Dismal economic data from the euro area continued to fuel speculation that policymakers across the Atlantic will be forced to join other central banks in lowering interest rates near zero.

The dollar jumped to a weekly high versus the euro, hitting 1.3226 by mid-morning before leveling off. With the advance, the dollar has all but wiped out last week's losses, which were driven by gains in equities.

A final report from the Eurostat showed that economic contraction in the euro area in the fourth quarter was deeper than initially estimated.

Eurozone gross domestic product, or GDP, contracted by a record 1.6% quarter-on-quarter in the final three months of 2008. The pace of decline was slightly up from the previously estimated fall of 1.5%. GDP fell 0.3% each in the previous two quarters.

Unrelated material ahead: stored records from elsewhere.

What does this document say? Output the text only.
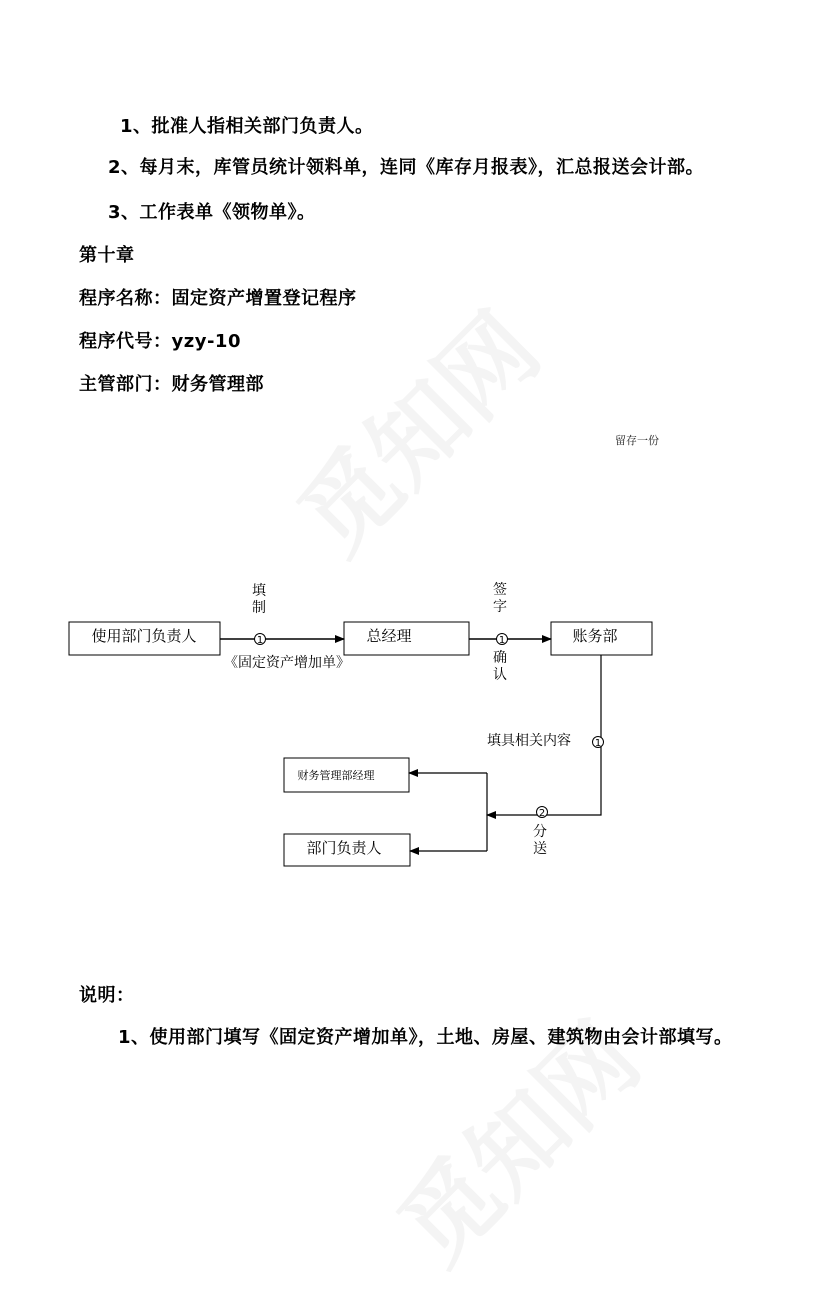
1、批准人指相关部门负责人。
2、每月末，库管员统计领料单，连同《库存月报表》，汇总报送会计部。
3、工作表单《领物单》。
第十章
程序名称：固定资产增置登记程序
程序代号：yzy-10
主管部门：财务管理部
留存一份
使用部门负责人	总经理	账务部
财务管理部经理
部门负责人
1
填
制
《固定资产增加单》
1
签
字
确
认
1
填具相关内容
2
分
送
说明：
1、使用部门填写《固定资产增加单》，土地、房屋、建筑物由会计部填写。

In the UK, manufacturing output in three months to February recorded the largest decrease since the records began in 1968. UK's Office for National Statistics reported 6.5% decline in UK manufacturing output during three months to February compared with the three months to November 2008.

Still, the dollar came under modest pressure in mid-day dealing against the sterling, giving backs its early gains. The buck was at 1.4720 approaching 3 pm ET, staying withing a few cents of last week's 2-month low near 1.4950.

Meanwhile, the dollar remained above the 100 mark versus the yen on Tuesday. The yen was strong against most majors, but the dollar managed to hold near yesterday's multi-month peak of 101.43.

Tuesday, the Bank of Japan retained its key interest rate, but it decided to expand the range of eligible collateral in order to make funds easily available.

The Policy Board of the central bank unanimously voted to hold the uncollateralized overnight call rate at 0.1%. The decision came in line with economists' expectations. The previous change in interest rates was a 20 basis point cut implemented in December 2008.